Overall, it appears the context of the clinical situation requiring fluid therapy appears to be crucial when prescribing fluids – and any fluid can be harmful if dosed incorrectly. Optimal dosing of any resuscitation fluid therefore mandates an understanding the dynamic nature of fluid resuscitation, and future investigations will hopefully allow for the development of better tools to guide therapy.
Toxicity of colloids (even with newer lower molecular weight, less substituted HES solutions) and isotonic saline remain a concern in all groups of patients studied to date. Regarding crystalloid fluids, the differences in chloride load and strong ion difference in the various crystalloid solutions also appear to be clinically important.
It appears, at present, that physiologically balanced crystalloids may be the best “default” fluid for acutely ill patients, and that the role of colloids is unclear.
The crystalloid-colloid controversy will undoubtedly continue, and will benefit from further studies, particularly with single-disease patient groups. It is the author’s belief that fluids are drugs and should receive considerable thought in their prescription for patients. It is probable that there is a serious—and late—hazard when starch is used as a resuscitation fluid in the ICU – particularly at doses approaching the manufacturers stated daily dose limit. Whether the use of starch outside the ICU has any benefit, perhaps in patients in whom the endothelial glycocalyx is better preserved (in the operating room, or in the emergency room for acute trauma patients, for example), is a question that remains to be answered.

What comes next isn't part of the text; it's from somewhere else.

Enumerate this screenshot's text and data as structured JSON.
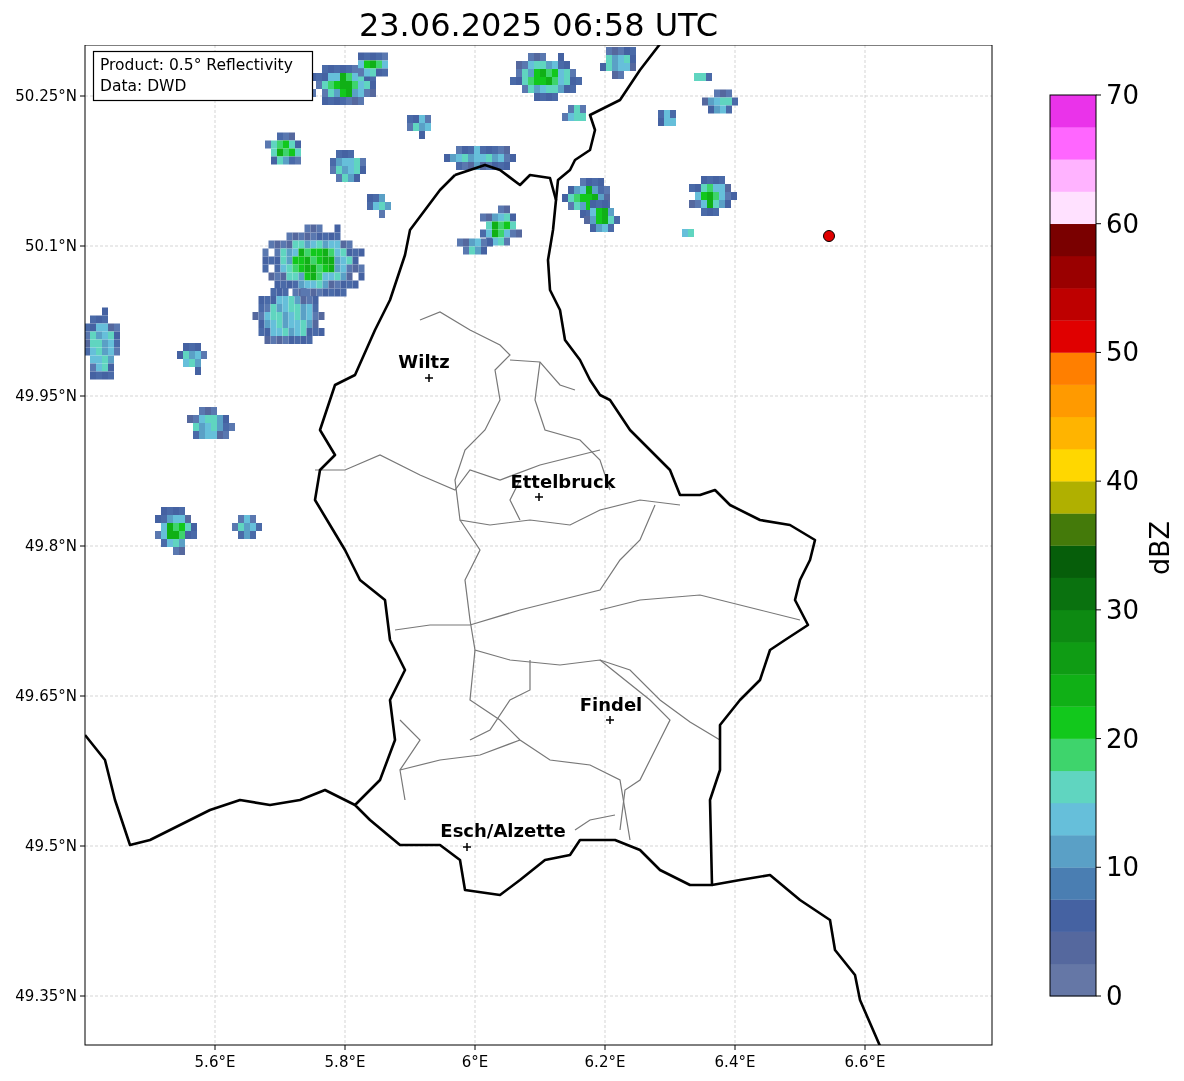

Crystalloids can be used to achieve blood volume increase in most patients – but more volume will be required (albeit modest in septic patients) than with the use of HES. For patients in which this excess volume is undesirable, HES might offer benefits – particularly in patients with intact glycocalyx. An example of one approach that might be used regarding the use of HES 130/0.4 might be that, after initial haemodynamic stabilisation/resuscitation with perhaps a combination of colloid and crystalloid, that HES should be avoided thereafter in critically-ill patients with severe sepsis.